昭和二十年 七月 十六日 ニューメキシコ砂漠での原爆実験成功。報告は、直ちにトルーマン大統領にとんだ。あとは大統領の許可一つ──」
「その時トルーマンはドイツポツダムにあって、ソ連スターリン首相、イギリスチャーチル首相と、戦後処理、日本打倒を会議中だった。夕食会の席上スターリン首相が言った。『ソ連は近く日本に宣戦を布告するでしょう。東京での次の会合のために乾杯!』すかさず同席していたアーノルド元帥が答えた。『B29がこのまま爆撃をつづければ、東京にはもう、会合する場所も残っていないでしょう。』
「ソ連の参戦は、戦争の早期終結をのぞむ連合軍にとってはよろこばしいことだった。しかし、もし、強力なソ連軍が、満州朝鮮をおとし、一気に北海道まで占領したなら、戦後の極東支配はどうなるか。……日本に降伏を促すポツダム宣言は、面目のため本土決戦を唱える日本軍部によって拒否された。一刻も早く、アメリカの手で。ソ連でなくアメリカの力で日本を屈伏させなければならない。……同じ西側のチャーチル首相も賛成した。
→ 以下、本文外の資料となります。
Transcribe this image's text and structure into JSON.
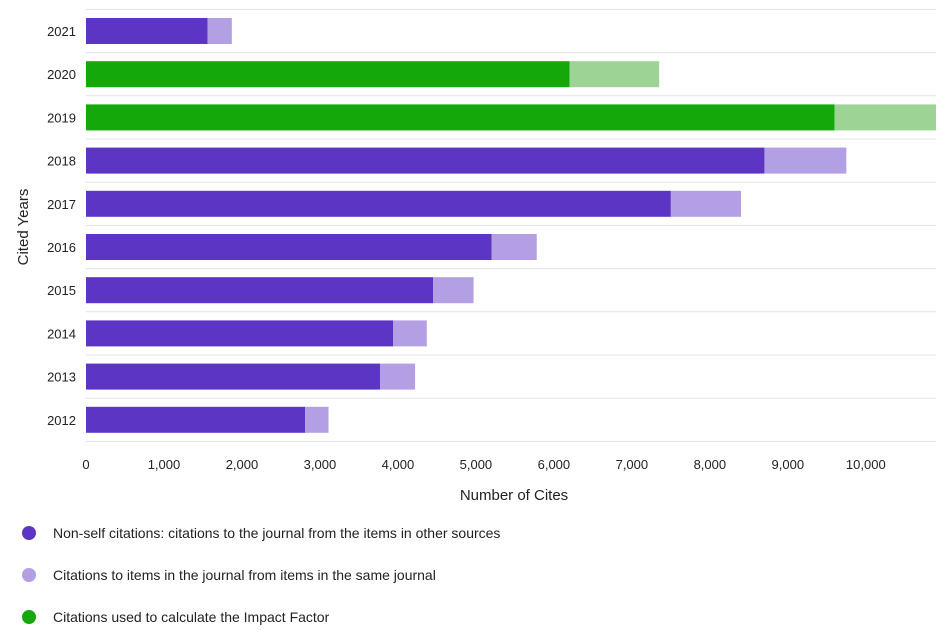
{
  "chart_data": {
    "type": "bar",
    "orientation": "horizontal",
    "stacked": true,
    "xlabel": "Number of Cites",
    "ylabel": "Cited Years",
    "xlim": [
      0,
      10900
    ],
    "xticks": [
      0,
      1000,
      2000,
      3000,
      4000,
      5000,
      6000,
      7000,
      8000,
      9000,
      10000
    ],
    "xtick_labels": [
      "0",
      "1,000",
      "2,000",
      "3,000",
      "4,000",
      "5,000",
      "6,000",
      "7,000",
      "8,000",
      "9,000",
      "10,000"
    ],
    "grid": "horizontal",
    "legend_position": "bottom-left",
    "categories": [
      "2021",
      "2020",
      "2019",
      "2018",
      "2017",
      "2016",
      "2015",
      "2014",
      "2013",
      "2012"
    ],
    "impact_factor_years": [
      "2020",
      "2019"
    ],
    "series": [
      {
        "name": "Non-self citations: citations to the journal from the items in other sources",
        "color": "#5c35c4",
        "if_color": "#14a80a",
        "values": [
          1560,
          6200,
          9600,
          8700,
          7500,
          5200,
          4450,
          3940,
          3770,
          2810
        ]
      },
      {
        "name": "Citations to items in the journal from items in the same journal",
        "color": "#b39fe3",
        "if_color": "#9dd495",
        "values": [
          310,
          1150,
          1400,
          1050,
          900,
          580,
          520,
          430,
          450,
          300
        ]
      }
    ],
    "legend": [
      {
        "label": "Non-self citations: citations to the journal from the items in other sources",
        "color": "#5c35c4"
      },
      {
        "label": "Citations to items in the journal from items in the same journal",
        "color": "#b39fe3"
      },
      {
        "label": "Citations used to calculate the Impact Factor",
        "color": "#14a80a"
      }
    ]
  }
}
トルーマン大統領は決断する。「戦争を一刻も早く終らせわが将兵の多くの生命を救うために、私は原子爆弾の使用を許可する。」
これがヒロシマへの死刑宣告であった。
史上第一号の原爆機、エノーラ・ゲイ。機長ポール・ティベッツ大佐。エノーラ・ゲイ とは彼の母の名。あの日の午後二時四十五分、機種観測機につづいて只一機、テニヤン基地を飛び立った。偵察機に見せるための、ルメイ将軍の作戦だった。
それは はなばなしい出発だった。四方八方から煌々とアーク燈、ムービーカメラ、フラッシュ、又フラッシュ。史上初の 一大記録を後世に残そうというのだ。ハリウッドのスタジオだ。いや、大スーパーマーケットのオープンだ。カーニバルだ!
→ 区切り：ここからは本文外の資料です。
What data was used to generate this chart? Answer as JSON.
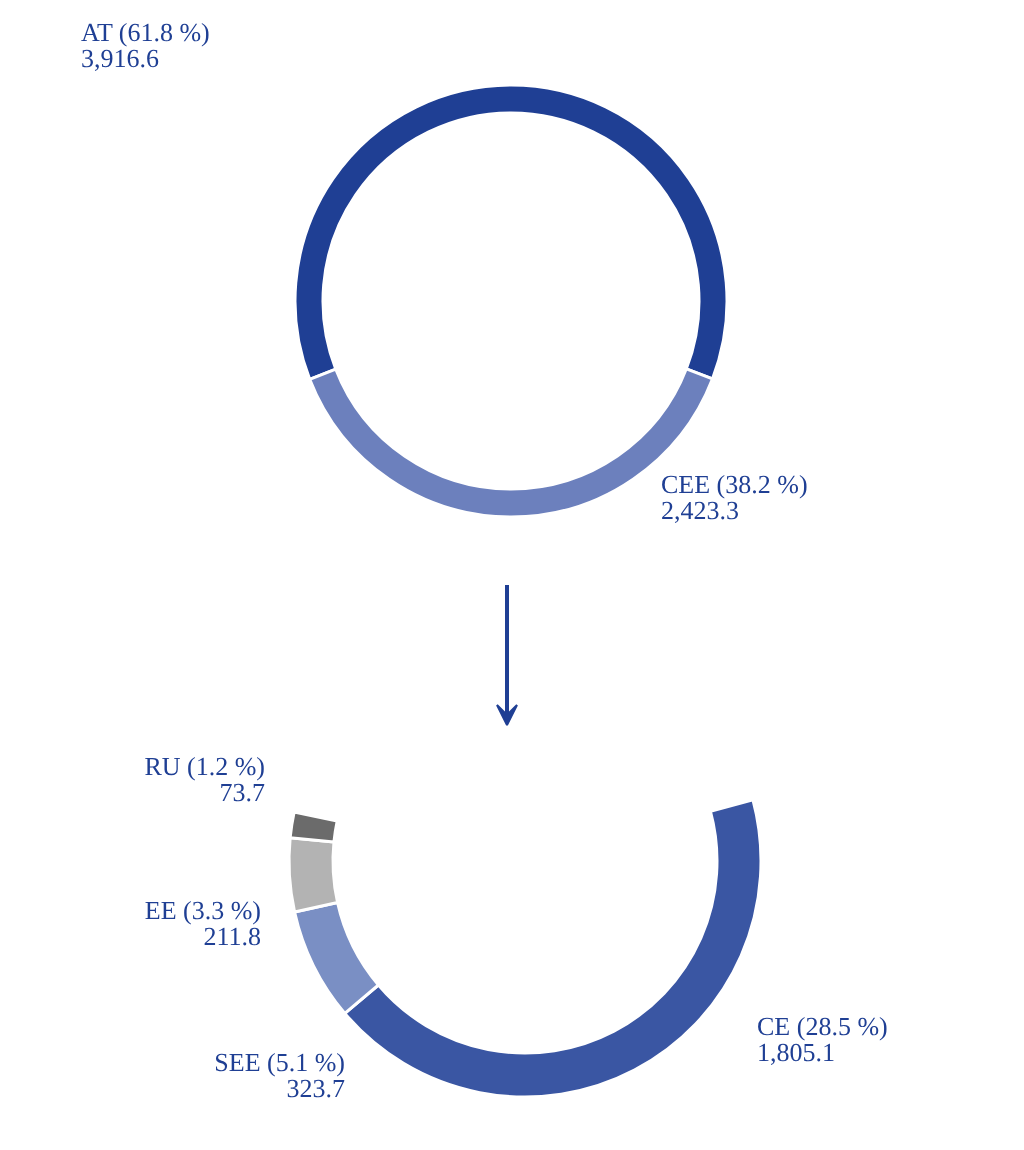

彼らのターゲット、ヒロシマの空は、残酷にも美しく晴れわたっていた。一人のナビゲーターは記録している。『雲の層がまっ赤な朝焼けを照り返し、見たこともない素晴しい日の出だった。』気象観測機長、クロード・イーザリー少佐から報告が入った。『ヒロシマ上空 雲量3、気候よし、投下せよ!』八時十五分、エノーラ・ゲイは正確に 相生橋上 高度五千メートル、 投下! 四トンの重い荷物のなくなった機体は激しくゆれ、ティベッツ大佐は右一五五度フルスピードターン。爆発から逃れた。「来るぞ!」閃光がコクピットに走り、バリバリバリン、 機の横原に、八十八ミリキャノン砲が当たったような、衝撃波。それが地面にハネ返ってもう一度! その瞬間、キノコ雲が 物凄いスピードで沸き上がり、彼らの高度まで迫って来た。白、黒、灰色 の まぜこぜ、 これまで見たどんな暴風より激しく煮えたぎり、うねり、沸とうしていた。静まっていた街も、今は浮き上がり、煮えたぎる紫色の泥、コール・タールのようなものに包まれ、煙の中に、もの凄い赤い炎が 荒れ狂い、うねり、煮えたぎっていた。『おゝゴッド、神よ!』誰かが叫んだ。ティベッツ自身も言う。『それは、我々にも、恐らく、これを作った者にとっても、想像を絶した悪夢だった。こんな、人類を絶滅させ、地球の皮を引きむく程、烈しいものになるとは!』
爆発地点、地上五百七十メートル、その中心推定温度三十万度、鉄も一瞬に溶ける四千度の熱線、コンクリートを潰し、ガラスの嵐を作る爆風、骨髄に突き刺さる、γ線、β線、中性子線。
死者十四万七千、行方不明一万四千百、負傷者三万八千
広島の瓦礫の三里四方
白骨と煉瓦くずをならして
三尺ばかり高くなった
「原爆攻撃成功 原爆攻撃成功!
トルーマン大統領は椅子からとび上がって叫ぶ。
『歴史上最も偉大な出来事だ! さあ家に帰る時が来た!』」
「テニアン基地は沸き立った。」
全隊員が迎える中、降り立ったティベッツ大佐の胸には、スパッツ将軍自らの手で功労十字章がつけられた。